Finding Common Sense when Dating while Separated
While you are legally separated from your spouse, you are free to date if you like. Dating during your separation can be an effective way to move forward and spread your wings so to speak. However, it is important to keep some considerations in mind:
Boundaries. No matter what the status of your relationship with your spouse is, you should set certain boundaries and rules around your dating life. You should also be open with your date about your situation and that you are not legally divorced yet. There is no law that says it is illegal for someone to date a married person, but you may run into trouble in a court later if the judge believes that your actions were irresponsible and negatively affected the lives of your children or helped destroy your marriage.
Respect family traditions. Some families have traditions for holidays and vacations that they look forward to honoring every year. Do your best to honor these traditions for the sake of your children . Using common sense, maturity, and a little forethought can go a long way in assuring your children that you still want to keep them connected to as many traditions as possible, no matter what has happened between you and your spouse.
Don’t flaunt your dating life in front of your spouse. While there’s no harm in dating during your legal separation, do not rub it in your spouse’s face. This goes back to showing respect for the family unit as much as possible, even if you are no longer living together.
Don’t expect too much too soon. Even if you are only separated, you are still going through a difficult time. As such, realize that you need to take things slow and not expect everything to happen all at once. Give yourself enough time to heal from the divorce before you dive head first into a new relationship.
Be honest and clear with your partners on your status. If you just got divorced last week and you are already dating again, it is wise to be upfront with any potential partners about your situation. Some people are okay dating a recently divorced person, but others are not. Being forthright could also help the relationship from starting off on the wrong foot.
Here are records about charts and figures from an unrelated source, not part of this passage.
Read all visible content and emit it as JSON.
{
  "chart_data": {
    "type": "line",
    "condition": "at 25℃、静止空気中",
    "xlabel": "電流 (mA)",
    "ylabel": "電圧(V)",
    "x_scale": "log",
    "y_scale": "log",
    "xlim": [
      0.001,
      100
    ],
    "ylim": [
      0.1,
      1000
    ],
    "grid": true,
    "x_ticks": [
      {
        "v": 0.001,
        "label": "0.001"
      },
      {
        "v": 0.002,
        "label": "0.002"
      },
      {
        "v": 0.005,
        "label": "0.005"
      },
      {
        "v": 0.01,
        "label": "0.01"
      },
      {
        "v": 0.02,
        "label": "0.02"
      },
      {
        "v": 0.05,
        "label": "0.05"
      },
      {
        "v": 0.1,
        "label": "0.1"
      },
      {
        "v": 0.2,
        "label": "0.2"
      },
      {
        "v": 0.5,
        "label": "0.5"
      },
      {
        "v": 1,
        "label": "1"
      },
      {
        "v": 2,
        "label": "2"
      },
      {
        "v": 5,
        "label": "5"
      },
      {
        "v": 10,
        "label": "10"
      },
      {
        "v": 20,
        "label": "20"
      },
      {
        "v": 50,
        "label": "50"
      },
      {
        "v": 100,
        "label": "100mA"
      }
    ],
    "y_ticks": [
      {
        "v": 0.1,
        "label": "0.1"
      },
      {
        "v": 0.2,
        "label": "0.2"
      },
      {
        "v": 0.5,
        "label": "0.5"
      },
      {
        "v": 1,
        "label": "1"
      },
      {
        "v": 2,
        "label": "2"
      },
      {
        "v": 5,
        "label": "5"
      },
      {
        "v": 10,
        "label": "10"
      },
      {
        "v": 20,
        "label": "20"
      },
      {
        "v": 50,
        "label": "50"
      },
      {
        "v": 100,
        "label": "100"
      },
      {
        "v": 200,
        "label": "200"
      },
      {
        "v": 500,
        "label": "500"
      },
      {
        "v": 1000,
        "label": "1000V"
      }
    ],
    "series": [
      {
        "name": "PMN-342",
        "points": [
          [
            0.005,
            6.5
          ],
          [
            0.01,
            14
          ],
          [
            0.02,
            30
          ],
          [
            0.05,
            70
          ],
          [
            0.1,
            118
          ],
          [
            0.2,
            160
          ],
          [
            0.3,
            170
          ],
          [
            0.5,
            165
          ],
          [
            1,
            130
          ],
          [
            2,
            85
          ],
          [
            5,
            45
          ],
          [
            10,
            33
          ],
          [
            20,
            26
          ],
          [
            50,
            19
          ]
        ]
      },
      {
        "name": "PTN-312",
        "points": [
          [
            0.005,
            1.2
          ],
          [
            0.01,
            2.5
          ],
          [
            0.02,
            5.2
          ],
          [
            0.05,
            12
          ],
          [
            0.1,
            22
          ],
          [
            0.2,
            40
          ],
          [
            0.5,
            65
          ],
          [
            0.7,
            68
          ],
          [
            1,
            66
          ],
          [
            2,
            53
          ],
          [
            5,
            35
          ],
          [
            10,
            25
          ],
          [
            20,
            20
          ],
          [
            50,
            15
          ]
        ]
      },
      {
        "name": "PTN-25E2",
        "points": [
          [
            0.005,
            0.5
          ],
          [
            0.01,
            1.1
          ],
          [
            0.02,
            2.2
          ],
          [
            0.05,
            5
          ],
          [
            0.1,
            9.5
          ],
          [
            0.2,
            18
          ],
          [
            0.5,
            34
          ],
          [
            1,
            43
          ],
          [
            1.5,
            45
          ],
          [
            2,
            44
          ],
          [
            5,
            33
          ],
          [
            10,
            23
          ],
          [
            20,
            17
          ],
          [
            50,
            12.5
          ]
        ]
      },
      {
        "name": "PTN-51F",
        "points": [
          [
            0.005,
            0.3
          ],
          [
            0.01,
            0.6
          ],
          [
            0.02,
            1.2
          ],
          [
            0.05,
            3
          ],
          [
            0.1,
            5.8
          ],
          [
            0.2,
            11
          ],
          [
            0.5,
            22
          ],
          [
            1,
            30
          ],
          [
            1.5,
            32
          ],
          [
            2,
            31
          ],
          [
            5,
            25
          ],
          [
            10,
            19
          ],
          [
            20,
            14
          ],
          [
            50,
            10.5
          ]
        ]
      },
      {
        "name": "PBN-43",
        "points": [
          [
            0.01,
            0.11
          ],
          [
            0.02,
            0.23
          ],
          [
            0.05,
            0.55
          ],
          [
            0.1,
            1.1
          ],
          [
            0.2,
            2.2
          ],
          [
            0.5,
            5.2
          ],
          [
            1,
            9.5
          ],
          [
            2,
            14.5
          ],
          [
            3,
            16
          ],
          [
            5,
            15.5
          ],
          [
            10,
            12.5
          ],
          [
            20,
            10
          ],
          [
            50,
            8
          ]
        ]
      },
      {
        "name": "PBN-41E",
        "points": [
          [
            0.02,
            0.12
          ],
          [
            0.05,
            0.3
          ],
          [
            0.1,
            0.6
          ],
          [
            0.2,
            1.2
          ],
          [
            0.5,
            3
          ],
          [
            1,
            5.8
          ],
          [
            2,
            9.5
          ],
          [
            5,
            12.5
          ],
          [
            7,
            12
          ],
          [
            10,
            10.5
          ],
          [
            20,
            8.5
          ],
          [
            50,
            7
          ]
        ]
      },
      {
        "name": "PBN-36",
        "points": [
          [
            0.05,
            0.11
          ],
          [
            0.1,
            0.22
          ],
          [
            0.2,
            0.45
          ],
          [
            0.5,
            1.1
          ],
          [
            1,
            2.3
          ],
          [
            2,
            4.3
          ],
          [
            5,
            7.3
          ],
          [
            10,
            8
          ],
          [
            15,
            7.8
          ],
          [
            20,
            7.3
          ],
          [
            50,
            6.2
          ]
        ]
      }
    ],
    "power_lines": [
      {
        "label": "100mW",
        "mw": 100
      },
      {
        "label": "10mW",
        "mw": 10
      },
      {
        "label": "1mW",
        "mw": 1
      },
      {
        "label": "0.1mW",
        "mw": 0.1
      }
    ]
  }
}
Speaking with a Legal Professional
The intricacies of legal separation and dating are best navigated with the help of an experienced legal professional. An attorney can help you understand the status of your relationship, determine what types of information you need to share with the important people in your life, and more. While the act of dating in itself isn’t prohibited in most cases, it’s important to remember that the legal ramifications of intimate relationships can be severe.
In addition to ensuring you aren’t unwittingly breaking the terms of your legal agreement with enabling behavior , your attorney can help you avoid future problems. They can confirm that your understanding of the separation agreement is accurate, whether you are dealing with child custody, health insurance, or other issues that could be impacted by the decision to date or remarry. After all, the terms of your separation agreement won’t necessarily be the same terms as your divorce.
As a result, your plan for dating during a legal separation may be subject to change as you negotiate the details of the divorce itself. Your lawyer can help you to make informed decisions and manage your emotions during this difficult time.